In this past weekend's issue of the Jewish Journal, Dennis Prager wrote a column entitled "Siddur Baseball", in which he bemoaned how lengthy shabbat morning services are - they are not only long, but boring, etc. The shul I attend here in Long Beach has figured out how to handle shortening services. The shul is called Shul by the Shore and the structure is that from 10-11, the rabbi has a discussion on the weekly parshah; then from 11 and onwards, Torah reading is held, followed by musaf and then kiddush, with those who daven shaharit as well as pesukei dezimra and Shema and its blessings doing so beforehand. Now, if I were to start a davening like this, I would be called non-Orthodox or otherwise trying to ruin the tradition; however, it is led by a Chabad rabbi, primarily for a non-observant constituency. I enjoy the set-up of it and, for the rest of the time that we are here in Long Beach and can continue walking to it will continue to enjoy.
2 comments:
Interesting idea.
I don't like it.
Perhaps he's catering to his "constituency," as you say. But, as someone who has a very long way to go in his own observance level - and no, I'm not the guy who says 'That's the shul that I don't go to' - I want to be at a place where the ba'al k'riya has invested some public spiritual time in himself before the task of reading the Torah in public.

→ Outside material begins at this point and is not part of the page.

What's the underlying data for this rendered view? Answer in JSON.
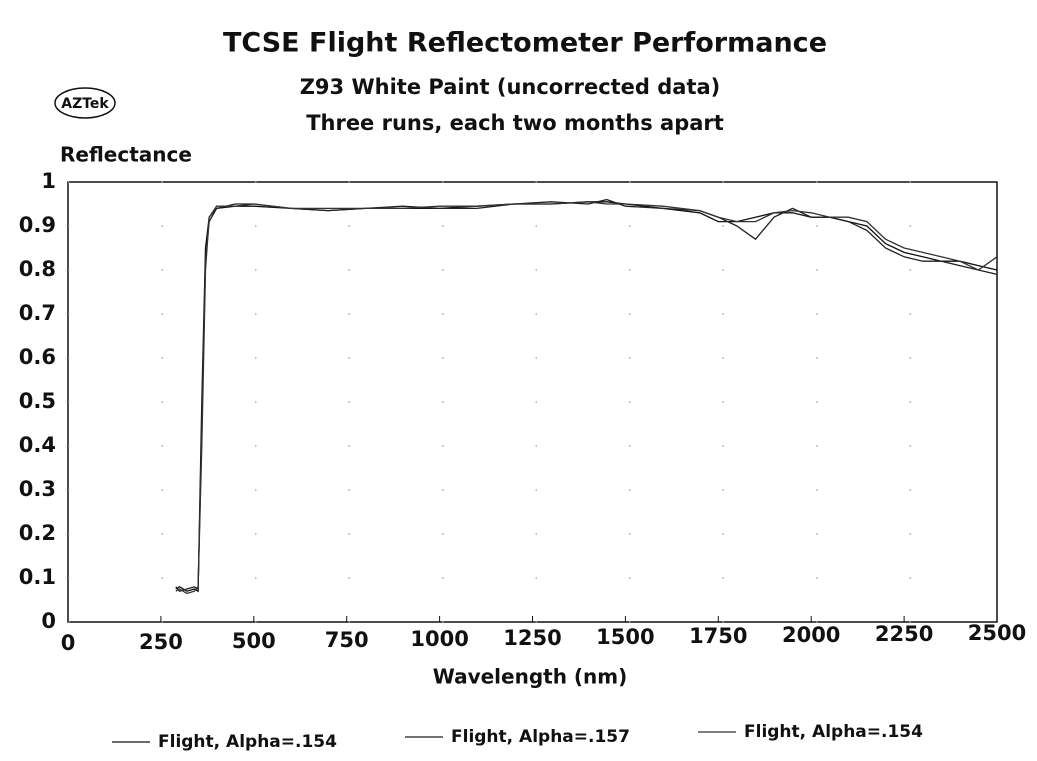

I will be bold. I will say, even as the Jewishly ignorant person that I am, that the rav there is making a mistake, the same mistake that's being made in hundreds of Conservative and Reform congregations around the county - trying to make services "relevant."
Re super-long services, been there, blogged that. Oy.
That said, er, linked, I was previously a member of a synagogue that put its main emphasis on a discussion of the weekly Torah reading, and, while that approach made for some very interesting discussion, it also left little time for actual prayer. (In that particular shul, most of Musaf was just plain skipped. Nope, it's not an Orthodox shul.)
At this point I think I prefer the Kehilat Hadar approach: To end on time, start on time, and limit divrei Torah ["words of Torah"/Torah teaching sessions] to 5 minutes. You can also talk Torah over kiddush, lunch, seudah shlishit, etc., but you only get one chance to say Shacharit b'z'man (at the required time).